For a while, though, my dad was resuscitated.
People in scripture died and were resuscitated. A widow’s son (1 Kings 17:7-24). Another widow’s son (Luke 7:11-17). A little girl (Matthew 9:18-23; Mark 5:21-43; Luke 8:40-56). Lazarus (John 11:1-43). Perhaps even a young man who fell out of a window (Acts 20:9-12). They were raised to life. Eventually, they died again.
Being resurrected is something entirely different. Jesus was not the first to return from the dead, but He was the firstborn of/from the dead (Colossians 1:18; Revelation 1:5) — and I have to wonder if this means that He is not only pre-eminent from the dead, but also the first to be resurrected rather than just resuscitated.
The resurrection body is different; it is imperishable; it cannot die again (1 Corinthians 15:52). The immediate context of that verse is revealing:
I declare to you, brothers and sisters, that flesh and blood cannot inherit the kingdom of God, nor does the perishable inherit the imperishable. Listen, I tell you a mystery: We will not all sleep, but we will all be changed— in a flash, in the twinkling of an eye, at the last trumpet. For the trumpet will sound, the dead will be raised imperishable, and we will be changed. For the perishable must clothe itself with the imperishable, and the mortal with immortality. When the perishable has been clothed with the imperishable, and the mortal with immortality, then the saying that is written will come true: “Death has been swallowed up in victory.” ~ 1 Corinthians 15:50-54
May I propose that this change does not necessarily apply to everyone, but to “brothers and sisters” whether they “sleep” or not? That “the dead” refers to the dead among the believers, not all of those who have died? Because “the perishable cannot inherit the imperishable,” perhaps those who have not been obedient are – at the day of judgment – not resurrected at all, but resuscitated? Given back their mortal forms in order to stand at judgment as well?
I don’t intend to be dogmatic about this; I’m just proposing it.
Unconvinced?

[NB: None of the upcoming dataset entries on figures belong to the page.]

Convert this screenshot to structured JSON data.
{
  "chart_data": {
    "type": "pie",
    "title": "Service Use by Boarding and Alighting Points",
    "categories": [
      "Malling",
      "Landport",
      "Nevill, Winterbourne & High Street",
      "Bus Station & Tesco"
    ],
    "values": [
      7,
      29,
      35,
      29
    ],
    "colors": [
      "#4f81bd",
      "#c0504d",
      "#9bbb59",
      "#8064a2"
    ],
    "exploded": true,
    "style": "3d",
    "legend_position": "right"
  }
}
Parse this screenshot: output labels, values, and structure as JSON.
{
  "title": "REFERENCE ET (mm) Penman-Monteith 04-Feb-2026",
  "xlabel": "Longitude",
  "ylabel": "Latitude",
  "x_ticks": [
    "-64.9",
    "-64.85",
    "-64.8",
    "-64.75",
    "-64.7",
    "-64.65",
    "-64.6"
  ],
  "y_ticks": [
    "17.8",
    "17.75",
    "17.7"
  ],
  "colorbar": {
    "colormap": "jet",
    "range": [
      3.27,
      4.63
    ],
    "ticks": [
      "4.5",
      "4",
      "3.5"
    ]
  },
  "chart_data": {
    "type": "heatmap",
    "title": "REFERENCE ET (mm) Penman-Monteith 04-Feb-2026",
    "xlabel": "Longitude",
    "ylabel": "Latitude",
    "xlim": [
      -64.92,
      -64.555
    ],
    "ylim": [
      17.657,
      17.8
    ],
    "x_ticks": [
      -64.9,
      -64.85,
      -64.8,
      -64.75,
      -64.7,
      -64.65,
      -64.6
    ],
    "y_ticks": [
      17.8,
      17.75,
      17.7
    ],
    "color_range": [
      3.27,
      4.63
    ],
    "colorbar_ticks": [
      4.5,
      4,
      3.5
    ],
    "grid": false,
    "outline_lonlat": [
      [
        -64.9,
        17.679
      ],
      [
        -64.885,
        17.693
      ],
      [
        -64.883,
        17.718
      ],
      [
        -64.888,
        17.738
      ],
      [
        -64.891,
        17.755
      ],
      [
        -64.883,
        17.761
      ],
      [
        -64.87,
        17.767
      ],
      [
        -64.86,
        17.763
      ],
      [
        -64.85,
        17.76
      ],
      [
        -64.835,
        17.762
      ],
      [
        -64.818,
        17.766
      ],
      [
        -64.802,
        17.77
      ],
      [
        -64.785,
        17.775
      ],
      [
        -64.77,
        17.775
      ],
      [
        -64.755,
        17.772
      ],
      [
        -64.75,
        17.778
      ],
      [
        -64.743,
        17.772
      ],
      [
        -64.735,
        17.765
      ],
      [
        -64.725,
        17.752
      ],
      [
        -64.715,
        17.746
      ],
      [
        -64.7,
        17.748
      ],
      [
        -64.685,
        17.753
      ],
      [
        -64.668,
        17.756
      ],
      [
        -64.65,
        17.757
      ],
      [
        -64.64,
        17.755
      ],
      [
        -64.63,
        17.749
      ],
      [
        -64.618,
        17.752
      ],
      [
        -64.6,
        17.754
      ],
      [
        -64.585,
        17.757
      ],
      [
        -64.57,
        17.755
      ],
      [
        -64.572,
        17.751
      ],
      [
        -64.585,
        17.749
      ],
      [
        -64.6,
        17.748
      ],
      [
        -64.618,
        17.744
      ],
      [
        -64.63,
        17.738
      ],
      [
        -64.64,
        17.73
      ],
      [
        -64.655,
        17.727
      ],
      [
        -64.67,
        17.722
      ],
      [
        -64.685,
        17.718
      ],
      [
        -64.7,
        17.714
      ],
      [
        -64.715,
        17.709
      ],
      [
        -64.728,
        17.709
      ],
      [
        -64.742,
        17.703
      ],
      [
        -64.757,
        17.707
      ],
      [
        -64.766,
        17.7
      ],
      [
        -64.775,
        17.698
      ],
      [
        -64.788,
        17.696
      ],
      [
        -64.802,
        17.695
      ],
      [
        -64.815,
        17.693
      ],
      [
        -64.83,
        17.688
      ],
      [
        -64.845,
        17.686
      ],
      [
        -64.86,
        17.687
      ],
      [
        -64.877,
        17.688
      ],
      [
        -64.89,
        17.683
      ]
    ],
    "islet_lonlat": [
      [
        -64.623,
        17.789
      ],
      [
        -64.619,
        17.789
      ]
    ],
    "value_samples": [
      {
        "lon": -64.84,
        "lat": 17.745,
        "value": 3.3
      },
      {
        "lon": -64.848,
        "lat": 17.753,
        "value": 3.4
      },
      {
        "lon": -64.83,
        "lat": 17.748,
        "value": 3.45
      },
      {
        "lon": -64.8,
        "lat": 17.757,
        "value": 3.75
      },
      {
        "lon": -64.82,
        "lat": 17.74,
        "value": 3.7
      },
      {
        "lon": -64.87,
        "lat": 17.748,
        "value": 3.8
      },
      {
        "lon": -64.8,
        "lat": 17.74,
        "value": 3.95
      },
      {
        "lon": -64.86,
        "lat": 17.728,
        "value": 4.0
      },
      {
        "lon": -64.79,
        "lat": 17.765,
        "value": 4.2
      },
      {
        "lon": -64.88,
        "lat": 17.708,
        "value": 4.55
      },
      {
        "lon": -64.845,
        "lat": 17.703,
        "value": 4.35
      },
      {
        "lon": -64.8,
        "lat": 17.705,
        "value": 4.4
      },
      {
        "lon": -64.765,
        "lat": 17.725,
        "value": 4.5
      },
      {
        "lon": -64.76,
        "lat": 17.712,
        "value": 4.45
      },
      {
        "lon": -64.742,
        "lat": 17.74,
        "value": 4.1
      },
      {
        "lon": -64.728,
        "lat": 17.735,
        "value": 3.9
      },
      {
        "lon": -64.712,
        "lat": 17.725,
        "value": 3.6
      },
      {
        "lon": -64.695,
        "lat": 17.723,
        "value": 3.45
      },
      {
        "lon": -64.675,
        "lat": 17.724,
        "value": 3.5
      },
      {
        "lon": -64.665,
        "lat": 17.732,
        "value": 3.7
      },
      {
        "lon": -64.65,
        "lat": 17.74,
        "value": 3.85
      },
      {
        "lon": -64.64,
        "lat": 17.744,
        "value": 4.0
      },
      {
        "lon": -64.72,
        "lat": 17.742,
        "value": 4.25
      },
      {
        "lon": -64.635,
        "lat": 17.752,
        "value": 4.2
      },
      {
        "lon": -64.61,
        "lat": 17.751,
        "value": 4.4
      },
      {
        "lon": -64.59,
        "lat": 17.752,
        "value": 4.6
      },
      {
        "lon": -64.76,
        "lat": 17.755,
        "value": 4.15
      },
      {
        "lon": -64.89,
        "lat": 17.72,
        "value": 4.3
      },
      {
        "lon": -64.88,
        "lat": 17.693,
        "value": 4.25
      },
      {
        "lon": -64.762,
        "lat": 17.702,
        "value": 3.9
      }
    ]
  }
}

That’s okay. It’s not a test of fellowship. It’s a proposition. But consider the verses of the larger context, immediately before these just quoted:
So will it be with the resurrection of the dead. The body that is sown is perishable, it is raised imperishable; it is sown in dishonor, it is raised in glory; it is sown in weakness, it is raised in power; it is sown a natural body, it is raised a spiritual body.If there is a natural body, there is also a spiritual body. So it is written: “The first man Adam became a living being”; the last Adam, a life-giving spirit. The spiritual did not come first, but the natural, and after that the spiritual. The first man was of the dust of the earth; the second man is of heaven. As was the earthly man, so are those who are of the earth; and as is the heavenly man, so also are those who are of heaven. And just as we have borne the image of the earthly man, so shall we bear the image of the heavenly man. ~ 1 Corinthians 15:42-49
That may or may not mean that “earthly man” refers to those who will not obey. It could, as is usually understood, simply refer to our mortal forms — whether believer or not. I’m speculating. I acknowledge it again.
But this could explain how all will face judgment – no matter what degree of decay or even atomization their mortal form may have taken (Revelation 20:11-13) – yet the disobedient can be destroyed (2 Thessalonians 1:9; 2 Peter 3:7) while those given grace also receive immortality (2 Timothy 1:10); eternal life (for the aeons – Mark 10:30; John 3:16; John 5:24; John 17:2; Romans 2:7, etc.)
And the last enemy to be destroyed is death (1 Corinthians 15:26).